Within this field I devoted my activity to the microscopic derivation, the mathematical characterization and the study of memory properties, namely the so called Markovianity, of such quantum dynamical maps.  I have recently proposed and contributed to the realization of experiments on the non-Markovianity dynamics and on the relevance of initial system-environment correlations.
This research activity on open quantum systems has led me to teach a course on Open quantum system theory for master students.

Main results:

Quantum divergences for the study of distinguishability
[see in particular: N. Megier, A. Smirne and B. Vacchini Phys. Rev. Lett. 127, 030401 (2021)]

Collisional models
[see in particular: S. Campbell and B. Vacchini EPL 133, 60001 (2021)]
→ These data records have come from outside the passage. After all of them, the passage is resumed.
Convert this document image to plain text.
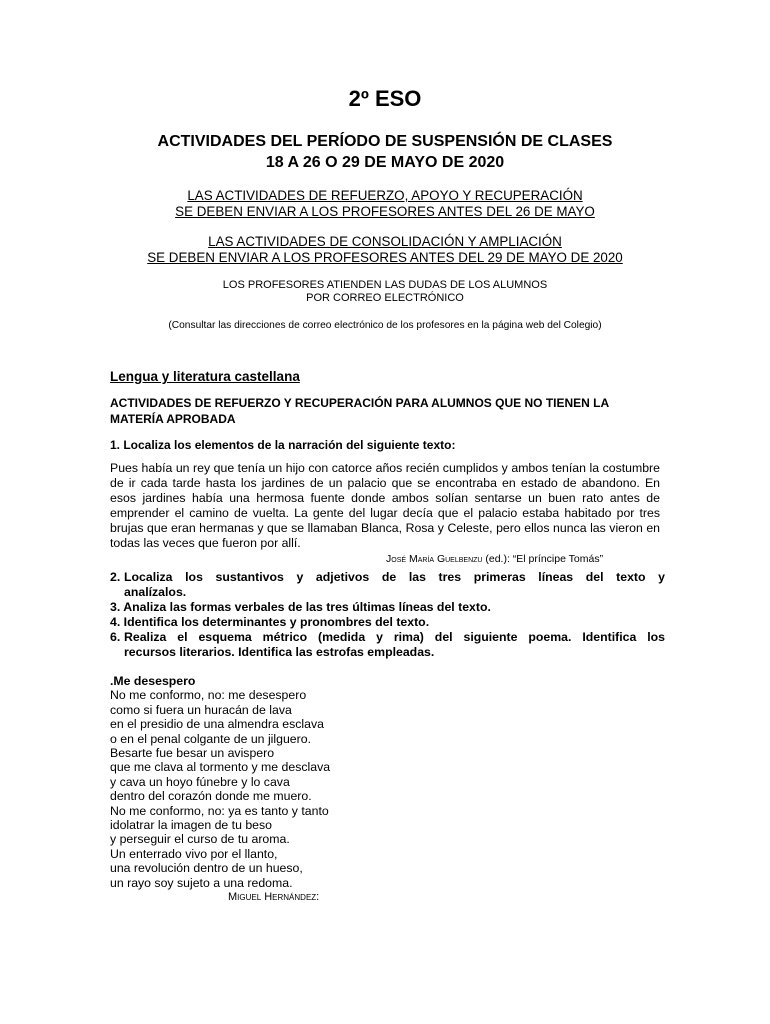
2º ESO
ACTIVIDADES DEL PERÍODO DE SUSPENSIÓN DE CLASES
18 A 26 O 29 DE MAYO DE 2020
LAS ACTIVIDADES DE REFUERZO, APOYO Y RECUPERACIÓN
SE DEBEN ENVIAR A LOS PROFESORES ANTES DEL 26 DE MAYO
LAS ACTIVIDADES DE CONSOLIDACIÓN Y AMPLIACIÓN
SE DEBEN ENVIAR A LOS PROFESORES ANTES DEL 29 DE MAYO DE 2020
LOS PROFESORES ATIENDEN LAS DUDAS DE LOS ALUMNOS
POR CORREO ELECTRÓNICO
(Consultar las direcciones de correo electrónico de los profesores en la página web del Colegio)
Lengua y literatura castellana
ACTIVIDADES DE REFUERZO Y RECUPERACIÓN PARA ALUMNOS QUE NO TIENEN LA
MATERÍA APROBADA
1. Localiza los elementos de la narración del siguiente texto:
Pues había un rey que tenía un hijo con catorce años recién cumplidos y ambos tenían la costumbre de ir cada tarde hasta los jardines de un palacio que se encontraba en estado de abandono. En esos jardines había una hermosa fuente donde ambos solían sentarse un buen rato antes de emprender el camino de vuelta. La gente del lugar decía que el palacio estaba habitado por tres brujas que eran hermanas y que se llamaban Blanca, Rosa y Celeste, pero ellos nunca las vieron en todas las veces que fueron por allí.
José María Guelbenzu (ed.): “El príncipe Tomás”
2. Localiza los sustantivos y adjetivos de las tres primeras líneas del texto y
analízalos.
3. Analiza las formas verbales de las tres últimas líneas del texto.
4. Identifica los determinantes y pronombres del texto.
6. Realiza el esquema métrico (medida y rima) del siguiente poema. Identifica los
recursos literarios. Identifica las estrofas empleadas.
.Me desespero
No me conformo, no: me desespero
como si fuera un huracán de lava
en el presidio de una almendra esclava
o en el penal colgante de un jilguero.
Besarte fue besar un avispero
que me clava al tormento y me desclava
y cava un hoyo fúnebre y lo cava
dentro del corazón donde me muero.
No me conformo, no: ya es tanto y tanto
idolatrar la imagen de tu beso
y perseguir el curso de tu aroma.
Un enterrado vivo por el llanto,
una revolución dentro de un hueso,
un rayo soy sujeto a una redoma.
Miguel Hernández:
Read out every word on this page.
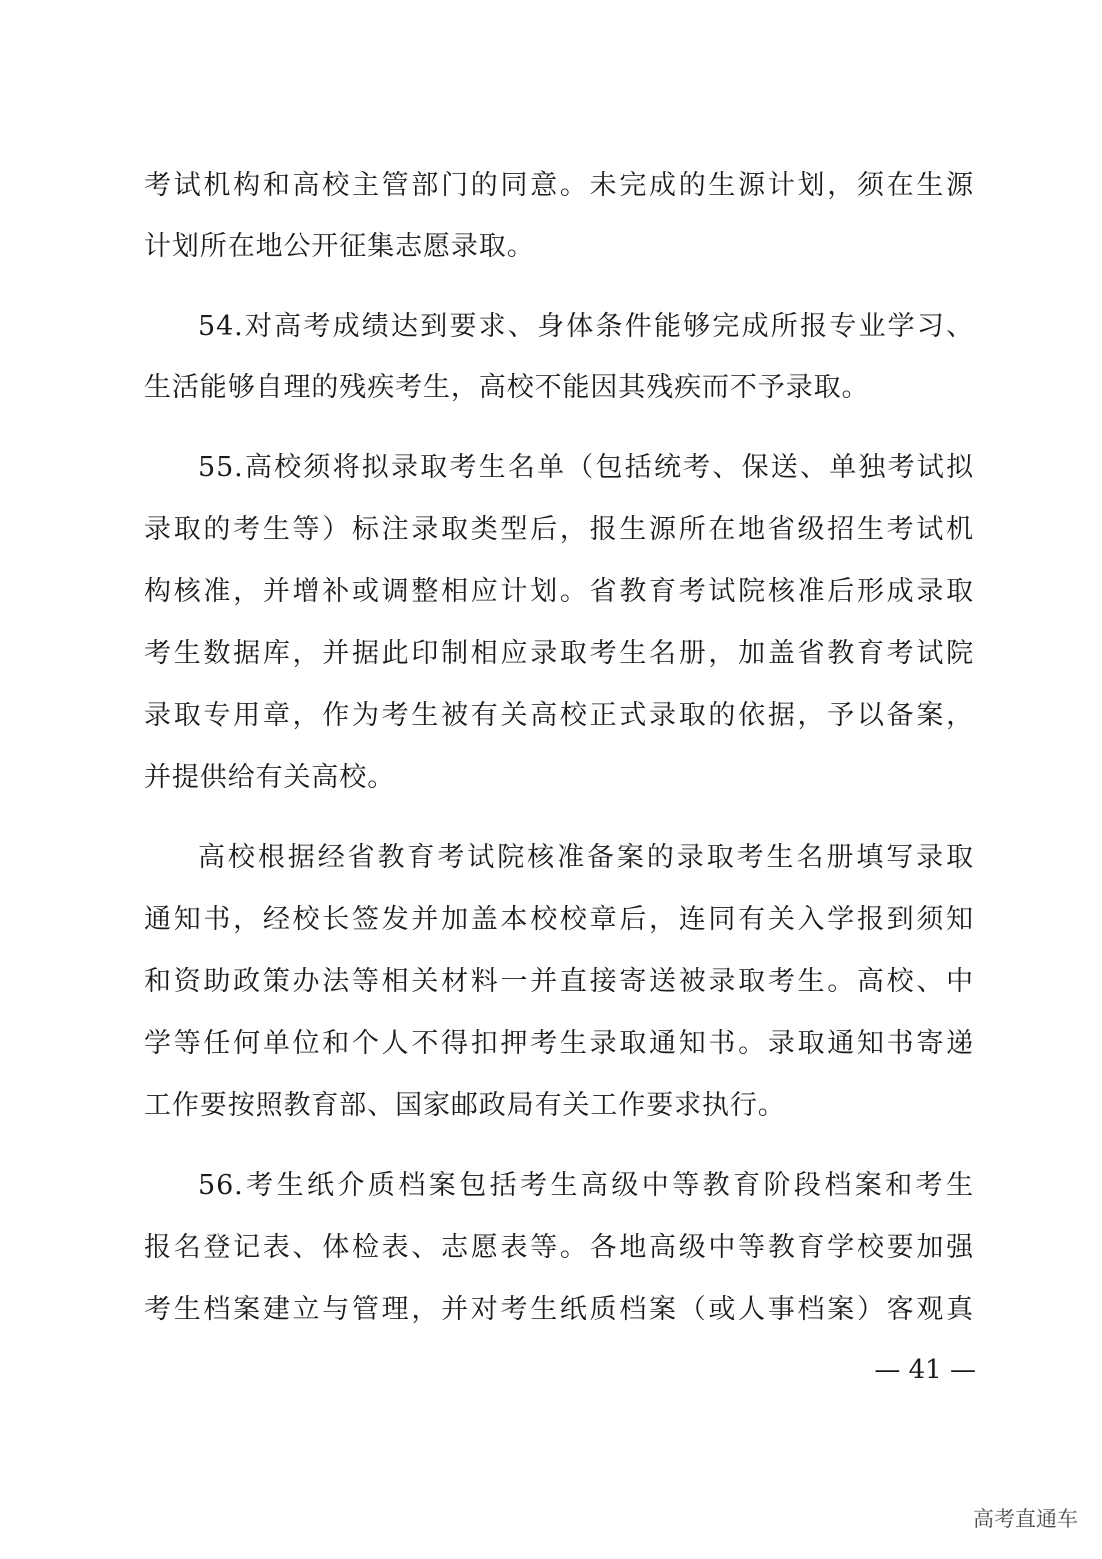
考试机构和高校主管部门的同意。未完成的生源计划，须在生源
计划所在地公开征集志愿录取。
54.对高考成绩达到要求、身体条件能够完成所报专业学习、
生活能够自理的残疾考生，高校不能因其残疾而不予录取。
55.高校须将拟录取考生名单（包括统考、保送、单独考试拟
录取的考生等）标注录取类型后，报生源所在地省级招生考试机
构核准，并增补或调整相应计划。省教育考试院核准后形成录取
考生数据库，并据此印制相应录取考生名册，加盖省教育考试院
录取专用章，作为考生被有关高校正式录取的依据，予以备案，
并提供给有关高校。
高校根据经省教育考试院核准备案的录取考生名册填写录取
通知书，经校长签发并加盖本校校章后，连同有关入学报到须知
和资助政策办法等相关材料一并直接寄送被录取考生。高校、中
学等任何单位和个人不得扣押考生录取通知书。录取通知书寄递
工作要按照教育部、国家邮政局有关工作要求执行。
56.考生纸介质档案包括考生高级中等教育阶段档案和考生
报名登记表、体检表、志愿表等。各地高级中等教育学校要加强
考生档案建立与管理，并对考生纸质档案（或人事档案）客观真
— 41 —
高考直通车
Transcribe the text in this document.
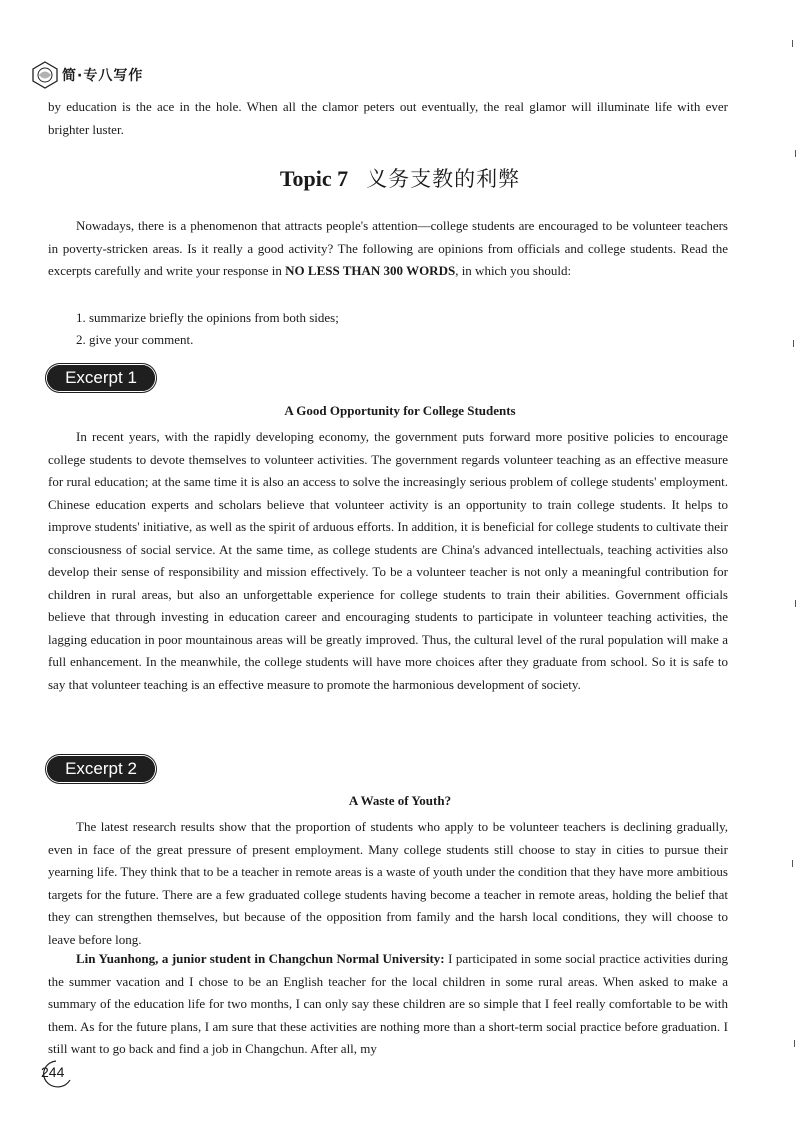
简·专八写作
by education is the ace in the hole. When all the clamor peters out eventually, the real glamor will illuminate life with ever brighter luster.
Topic 7 义务支教的利弊
Nowadays, there is a phenomenon that attracts people's attention—college students are encouraged to be volunteer teachers in poverty-stricken areas. Is it really a good activity? The following are opinions from officials and college students. Read the excerpts carefully and write your response in NO LESS THAN 300 WORDS, in which you should:
1. summarize briefly the opinions from both sides;
2. give your comment.
Excerpt 1
A Good Opportunity for College Students
In recent years, with the rapidly developing economy, the government puts forward more positive policies to encourage college students to devote themselves to volunteer activities. The government regards volunteer teaching as an effective measure for rural education; at the same time it is also an access to solve the increasingly serious problem of college students' employment. Chinese education experts and scholars believe that volunteer activity is an opportunity to train college students. It helps to improve students' initiative, as well as the spirit of arduous efforts. In addition, it is beneficial for college students to cultivate their consciousness of social service. At the same time, as college students are China's advanced intellectuals, teaching activities also develop their sense of responsibility and mission effectively. To be a volunteer teacher is not only a meaningful contribution for children in rural areas, but also an unforgettable experience for college students to train their abilities. Government officials believe that through investing in education career and encouraging students to participate in volunteer teaching activities, the lagging education in poor mountainous areas will be greatly improved. Thus, the cultural level of the rural population will make a full enhancement. In the meanwhile, the college students will have more choices after they graduate from school. So it is safe to say that volunteer teaching is an effective measure to promote the harmonious development of society.
Excerpt 2
A Waste of Youth?
The latest research results show that the proportion of students who apply to be volunteer teachers is declining gradually, even in face of the great pressure of present employment. Many college students still choose to stay in cities to pursue their yearning life. They think that to be a teacher in remote areas is a waste of youth under the condition that they have more ambitious targets for the future. There are a few graduated college students having become a teacher in remote areas, holding the belief that they can strengthen themselves, but because of the opposition from family and the harsh local conditions, they will choose to leave before long.
Lin Yuanhong, a junior student in Changchun Normal University: I participated in some social practice activities during the summer vacation and I chose to be an English teacher for the local children in some rural areas. When asked to make a summary of the education life for two months, I can only say these children are so simple that I feel really comfortable to be with them. As for the future plans, I am sure that these activities are nothing more than a short-term social practice before graduation. I still want to go back and find a job in Changchun. After all, my
244
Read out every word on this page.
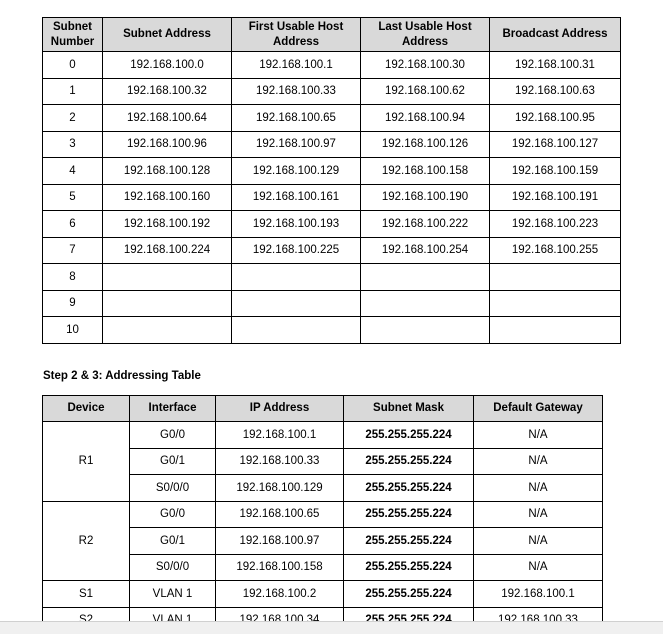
Subnet Number	Subnet Address	First Usable Host Address	Last Usable Host Address	Broadcast Address
0	192.168.100.0	192.168.100.1	192.168.100.30	192.168.100.31
1	192.168.100.32	192.168.100.33	192.168.100.62	192.168.100.63
2	192.168.100.64	192.168.100.65	192.168.100.94	192.168.100.95
3	192.168.100.96	192.168.100.97	192.168.100.126	192.168.100.127
4	192.168.100.128	192.168.100.129	192.168.100.158	192.168.100.159
5	192.168.100.160	192.168.100.161	192.168.100.190	192.168.100.191
6	192.168.100.192	192.168.100.193	192.168.100.222	192.168.100.223
7	192.168.100.224	192.168.100.225	192.168.100.254	192.168.100.255
8				
9				
10				
Step 2 & 3: Addressing Table
Device	Interface	IP Address	Subnet Mask	Default Gateway
R1	G0/0	192.168.100.1	255.255.255.224	N/A
	G0/1	192.168.100.33	255.255.255.224	N/A
	S0/0/0	192.168.100.129	255.255.255.224	N/A
R2	G0/0	192.168.100.65	255.255.255.224	N/A
	G0/1	192.168.100.97	255.255.255.224	N/A
	S0/0/0	192.168.100.158	255.255.255.224	N/A
S1	VLAN 1	192.168.100.2	255.255.255.224	192.168.100.1
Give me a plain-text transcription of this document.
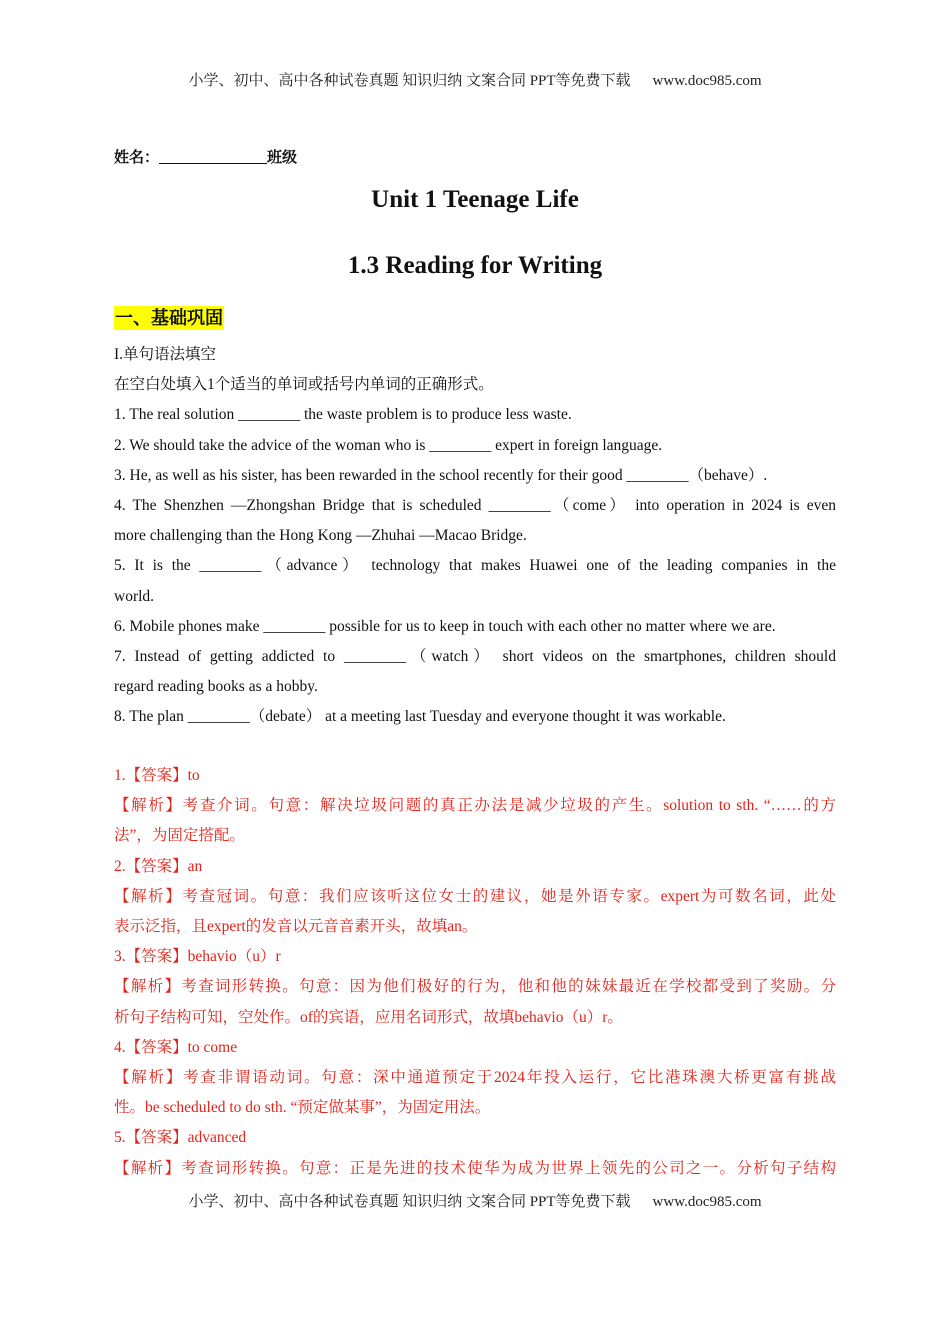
小学、初中、高中各种试卷真题 知识归纳 文案合同 PPT等免费下载 www.doc985.com
姓名：	班级
Unit 1 Teenage Life
1.3 Reading for Writing
一、基础巩固
I.单句语法填空
在空白处填入1个适当的单词或括号内单词的正确形式。
1. The real solution ________ the waste problem is to produce less waste.
2. We should take the advice of the woman who is ________ expert in foreign language.
3. He, as well as his sister, has been rewarded in the school recently for their good ________（behave）.
4. The Shenzhen —Zhongshan Bridge that is scheduled ________（come） into operation in 2024 is even
more challenging than the Hong Kong —Zhuhai —Macao Bridge.
5. It is the ________（advance） technology that makes Huawei one of the leading companies in the
world.
6. Mobile phones make ________ possible for us to keep in touch with each other no matter where we are.
7. Instead of getting addicted to ________（watch） short videos on the smartphones, children should
regard reading books as a hobby.
8. The plan ________（debate） at a meeting last Tuesday and everyone thought it was workable.
1.【答案】to
【解析】考查介词。句意：解决垃圾问题的真正办法是减少垃圾的产生。solution to sth. “……的方
法”，为固定搭配。
2.【答案】an
【解析】考查冠词。句意：我们应该听这位女士的建议，她是外语专家。expert为可数名词，此处
表示泛指，且expert的发音以元音音素开头，故填an。
3.【答案】behavio（u）r
【解析】考查词形转换。句意：因为他们极好的行为，他和他的妹妹最近在学校都受到了奖励。分
析句子结构可知，空处作。of的宾语，应用名词形式，故填behavio（u）r。
4.【答案】to come
【解析】考查非谓语动词。句意：深中通道预定于2024年投入运行，它比港珠澳大桥更富有挑战
性。be scheduled to do sth. “预定做某事”，为固定用法。
5.【答案】advanced
【解析】考查词形转换。句意：正是先进的技术使华为成为世界上领先的公司之一。分析句子结构
小学、初中、高中各种试卷真题 知识归纳 文案合同 PPT等免费下载 www.doc985.com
General characterization of non-Markovian open quantum system dynamics
[see in particular: H.-P. Breuer, E.-M. Laine, J. Piilo, and B. Vacchini Rev. Mod. Phys. 88, 021002 (2016)]

General characterization of non-Markovian completely positive master equations
[see in particular: B. Vacchini Phys. Rev. Lett. 117, 230401 (2016)]

Derivation of the quantum version of the linear Boltzmann equation for the description of dissipation and decoherence
[see in particular: B. Vacchini and K. Hornberger Phys. Rep. 478, pp. 71-120 (2009)]

General characterization of translation-covariant master equations and their connection to Lévy processes
[see in particular: B. Vacchini Phys. Rev. Lett. 95, 230402 (2005)]

Microscopic derivation of completely positive master equation for the description of quantum Brownian motion
[see in particular: B. Vacchini Phys. Rev. Lett. 84, pp. 1374-1377 (2000)]